En pleno Dos de Mayo, y con el foco político puesto en el futuro inmediato de la región, una nueva encuesta dibuja un escenario inquietante para Isabel Díaz Ayuso. Aunque lograría mantener la mayoría absoluta, lo haría por la mínima, dejando abiertas dudas sobre la solidez de su liderazgo de cara a 2027.

Según el sondeo de Sigma Dos para El Mundo, el Partido Popular obtendría hoy un 46,7% de los votos y entre 68 y 69 escaños en la Asamblea, apenas uno por encima de la mayoría absoluta. Esto supone una caída de siete décimas y la pérdida de dos diputados respecto a sus actuales 70, un retroceso que evidencia cierto desgaste tras una legislatura marcada por la confrontación política y la polémica constante. La fotografía política, por tanto, ya no es la de dominio aplastante que llegó a rozar el 50% en intención de voto hace apenas un año.

El principal factor de esta caída es el crecimiento de Vox, liderado por Santiago Abascal, que subiría hasta el 9,5% y alcanzaría los 14 escaños. Sin embargo, su ascenso es mucho más moderado que en otras comunidades como Extremadura o Aragón, lo que permite a Ayuso contener parcialmente a su socio ideológico. Aun así, la dependencia de este equilibrio evidencia una fragilidad que no existía tras las elecciones de 2023. La formación ha centrado su discurso en criticar políticas clave del Gobierno regional, especialmente en materia migratoria, tratando de captar votantes descontentos con la estrategia de Ayuso.

Aun así, la presidenta conserva una notable fidelidad electoral: cerca del 87% de sus votantes repetirían su apoyo. Además, logra atraer a una parte del electorado de Vox, lo que le permite contener su crecimiento. Sin embargo, existe un factor de incertidumbre relevante: alrededor de un 5% de los votantes populares permanece indeciso, y su decisión final podría inclinar la balanza entre reforzar la mayoría absoluta o debilitarla aún más.

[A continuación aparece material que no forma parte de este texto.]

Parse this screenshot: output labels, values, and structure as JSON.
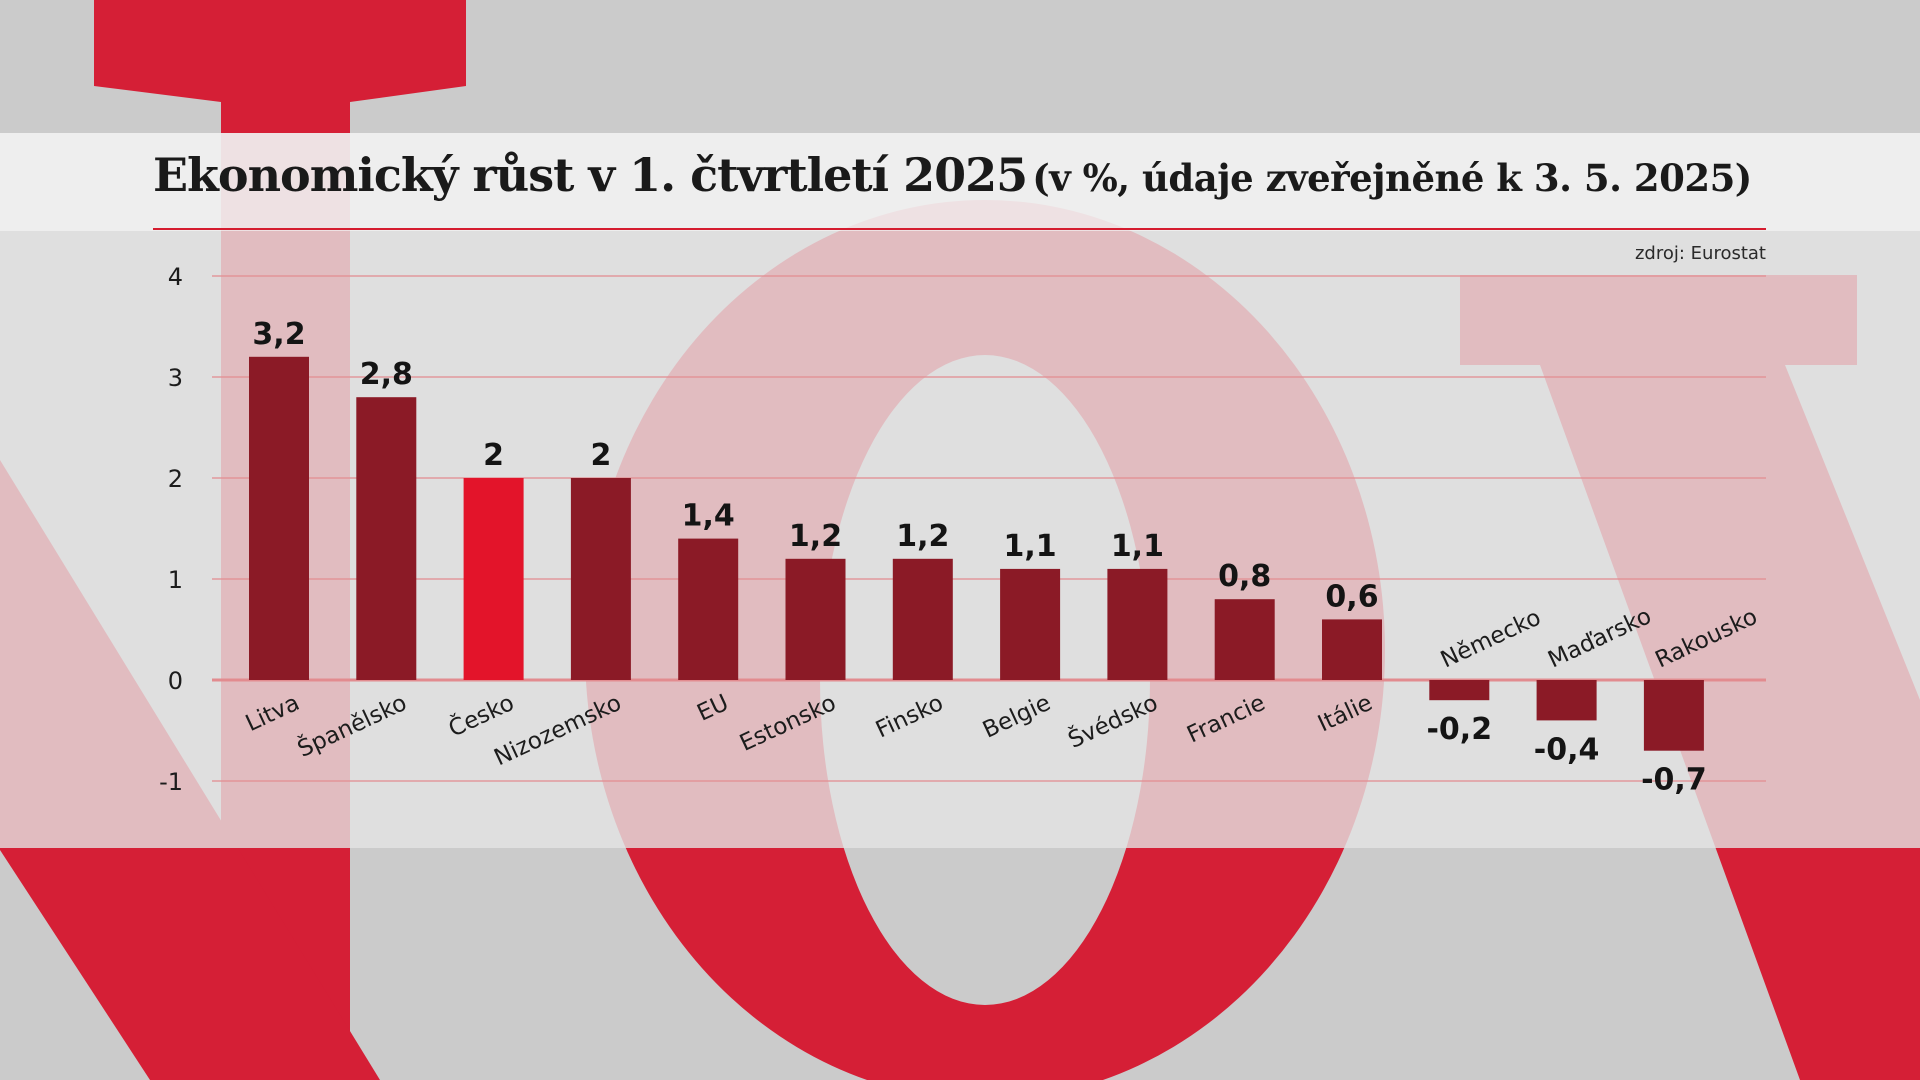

Mientras tanto, el bloque de la izquierda continúa mostrando signos de debilidad estructural. A pesar de contar con figuras de peso institucional, como la ministra Mónica García o el también ministro Óscar López, no consigue movilizar a su electorado. En conjunto, apenas mejora su resultado respecto a 2023, pasando del 36,6% al 37,1%, una subida insuficiente para disputar el poder.

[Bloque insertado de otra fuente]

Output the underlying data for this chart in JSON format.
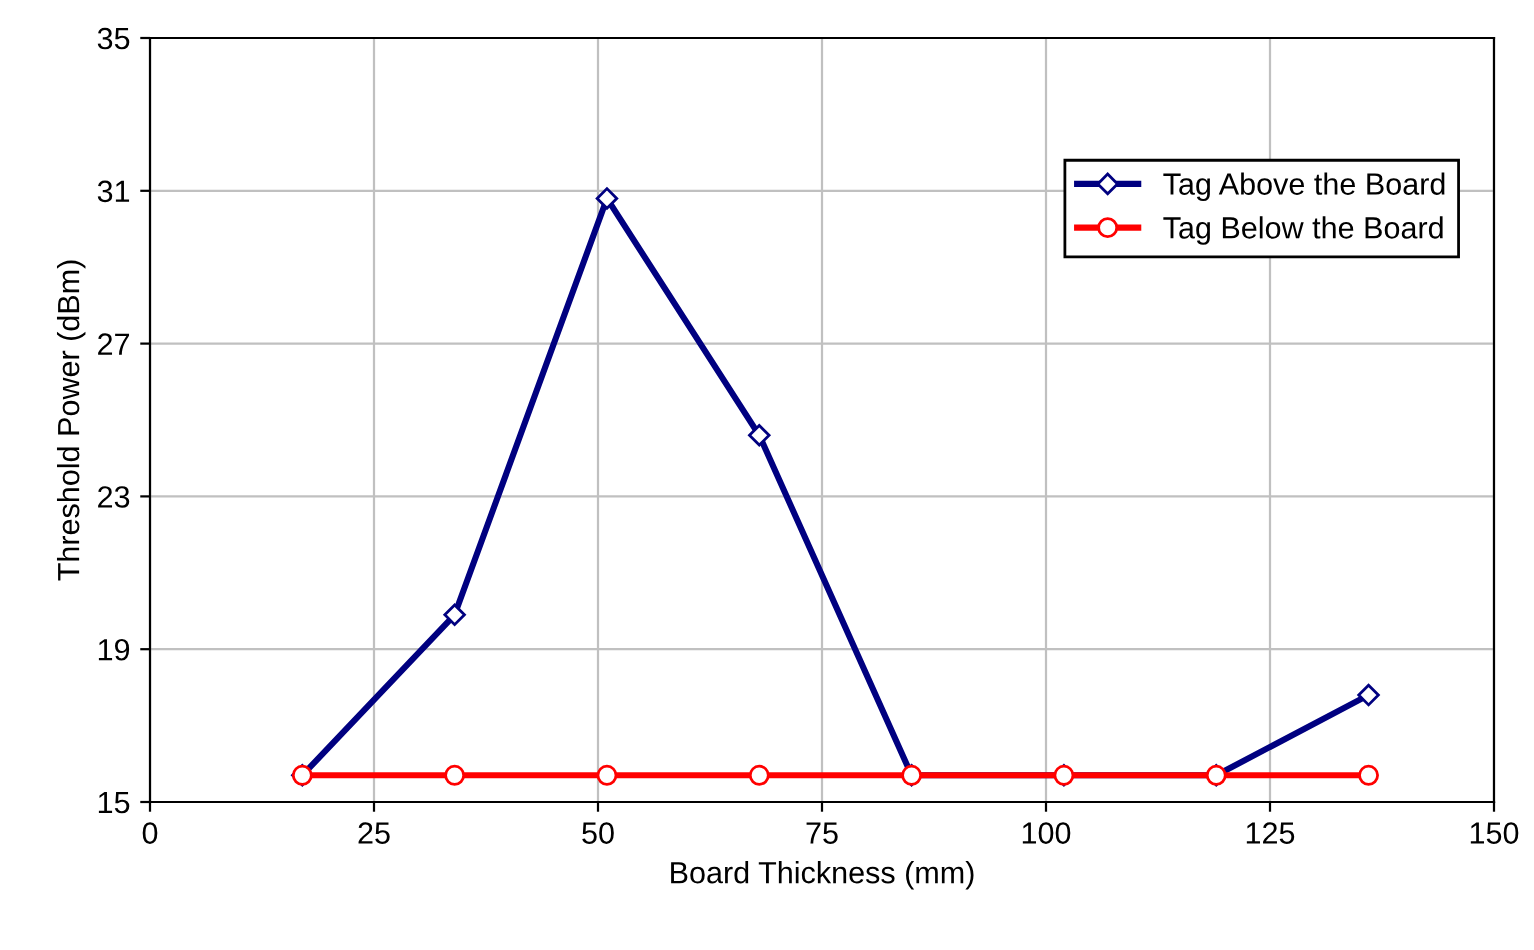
{
  "chart_data": {
    "type": "line",
    "xlabel": "Board Thickness (mm)",
    "ylabel": "Threshold Power (dBm)",
    "x": [
      17,
      34,
      51,
      68,
      85,
      102,
      119,
      136
    ],
    "series": [
      {
        "name": "Tag Above the Board",
        "color": "#000080",
        "marker": "diamond",
        "values": [
          15.7,
          19.9,
          30.8,
          24.6,
          15.7,
          15.7,
          15.7,
          17.8
        ]
      },
      {
        "name": "Tag Below the Board",
        "color": "#ff0000",
        "marker": "circle",
        "values": [
          15.7,
          15.7,
          15.7,
          15.7,
          15.7,
          15.7,
          15.7,
          15.7
        ]
      }
    ],
    "xlim": [
      0,
      150
    ],
    "xticks": [
      0,
      25,
      50,
      75,
      100,
      125,
      150
    ],
    "ylim": [
      15,
      35
    ],
    "yticks": [
      15,
      19,
      23,
      27,
      31,
      35
    ],
    "grid": true,
    "legend": "top right",
    "line_style": "solid"
  }
}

El PSOE sería el principal beneficiado dentro de este bloque, recuperando la segunda posición con un 20,2% de los votos y 29 escaños. Este crecimiento se produce en parte a costa de Más Madrid, que atraviesa una crisis interna marcada por tensiones orgánicas y luchas de liderazgo entre la ministra Mónica García y el diputado Emilio Delgado. La formación pierde impulso y genera dudas entre sus propios votantes, hasta el punto de que uno de cada diez no tiene claro si volverá a apoyarla.

La fragmentación progresista y la ausencia de un liderazgo sólido en la oposición permiten a Ayuso seguir dominando el tablero político madrileño. Sin embargo, este dominio ya no es tan incontestable. Las críticas a su gestión comienzan a intensificarse, tanto desde la oposición como desde sectores sociales que cuestionan su estilo de gobierno, basado en la confrontación constante con el Ejecutivo central y en decisiones polémicas en áreas sensibles.

A este escenario se suma un elemento adicional de incertidumbre: el posible aumento del número de diputados en la Asamblea de Madrid debido al crecimiento poblacional. Se estima que los actuales 135 escaños podrían incrementarse en la próxima legislatura, lo que modificaría las mayorías y obligaría a recalcular las estrategias de todos los partidos.